05 Nov 2006, 22:16 p.m.

In Response To Reddit Speculation

Hi, reader. I wrote this in 2006 and it's now more than five years old. So it may be very out of date; the world, and I, have changed a lot since I wrote it! I'm keeping this up for historical archive purposes, but the me of today may 100% disagree with what I said then. I rarely edit posts after publishing them, but if I do, I usually leave a note in italics to mark the edit and the reason.

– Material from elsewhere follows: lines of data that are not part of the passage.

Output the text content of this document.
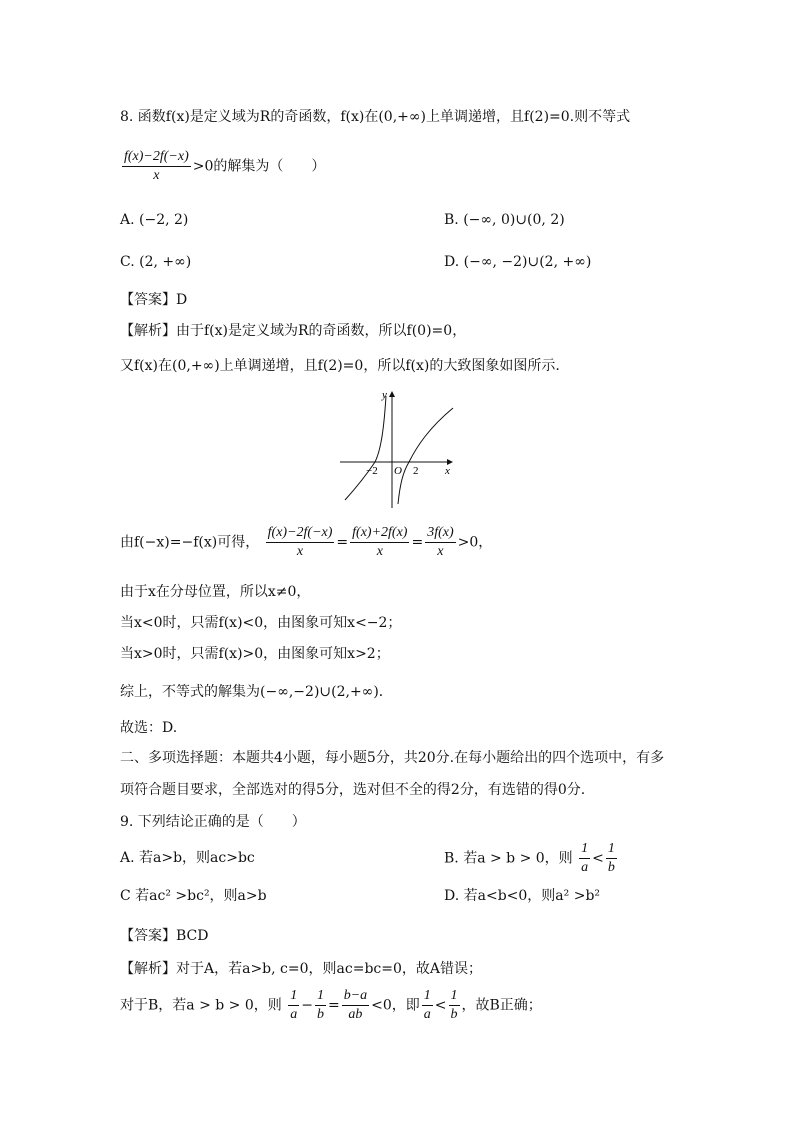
8. 函数f(x)是定义域为R的奇函数，f(x)在(0,+∞)上单调递增，且f(2)=0.则不等式
$\frac{f(x)-2f(-x)}{x} >0$的解集为（　　）
A. (−2, 2)	B. (−∞, 0)∪(0, 2)
C. (2, +∞)	D. (−∞, −2)∪(2, +∞)
【答案】D
【解析】由于f(x)是定义域为R的奇函数，所以f(0)=0，
又f(x)在(0,+∞)上单调递增，且f(2)=0，所以f(x)的大致图象如图所示.
y
x
O
−2	2
由f(−x)=−f(x)可得， $\frac{f(x)-2f(-x)}{x} = \frac{f(x)+2f(x)}{x} = \frac{3f(x)}{x} >0$，
由于x在分母位置，所以x≠0，
当x<0时，只需f(x)<0，由图象可知x<−2；
当x>0时，只需f(x)>0，由图象可知x>2；
综上，不等式的解集为(−∞,−2)∪(2,+∞)．
故选：D.
二、多项选择题：本题共4小题，每小题5分，共20分.在每小题给出的四个选项中，有多
项符合题目要求，全部选对的得5分，选对但不全的得2分，有选错的得0分.
9. 下列结论正确的是（　　）
A. 若a>b，则ac>bc	B. 若a > b > 0，则 $\frac{1}{a} < \frac{1}{b}$
C 若ac² >bc²，则a>b	D. 若a<b<0，则a² >b²
【答案】BCD
【解析】对于A，若a>b, c=0，则ac=bc=0，故A错误；
对于B，若a > b > 0，则 $\frac{1}{a} - \frac{1}{b} = \frac{b-a}{ab} <0$，即 $\frac{1}{a} < \frac{1}{b}$ ，故B正确；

If this post is particularly offensive or breaches someone's privacy, please contact me.

I wrote something on the Business of Software forum that bears reposting here:

I'm not about to try to sell or buy a startup, so there's no point in me speculating about Reddit's sale price, and I have basically zero information about the sale, so I wouldn't even be able to speculate beyond hand-waving conjecture.

But the original question: what did Reddit do right? It cost little to develop. Reddit got a bare-bones service up and running quickly and improved it in quick iterations based on user feedback. That's straight Grahamism/best 21st-century practices, isn't it?

A person above noted that sites that get eyeballs get acquired, even if they're not "products." Microsoft bought (then HoTMaiL, remember?) nine years ago. So products blending with services blending with sites is not new. It doesn't seem that useful to ask, "should I build a product or a service?" Rather: "what architecture will best help fill this particular user desire?"

Hey, NewsGator bought NetNewsWire (Ranchero), too. It's not like desktop apps are dead.

In other news, Aaron left yesterday evening, having visited Fog Creek, Central Park, the Brooklyn Transit Museum, the Brooklyn Bridge, Too Much Light Makes The Baby Go Blind, various acquaintances of his, Columbia University, and probably other places. We were able to introduce him to Sac's Pizza on Broadway in Astoria, which we could easily eat four times a week. How much could I get on eBay for a toothbrush he's used? People at Digg could buy it for voodoo purposes.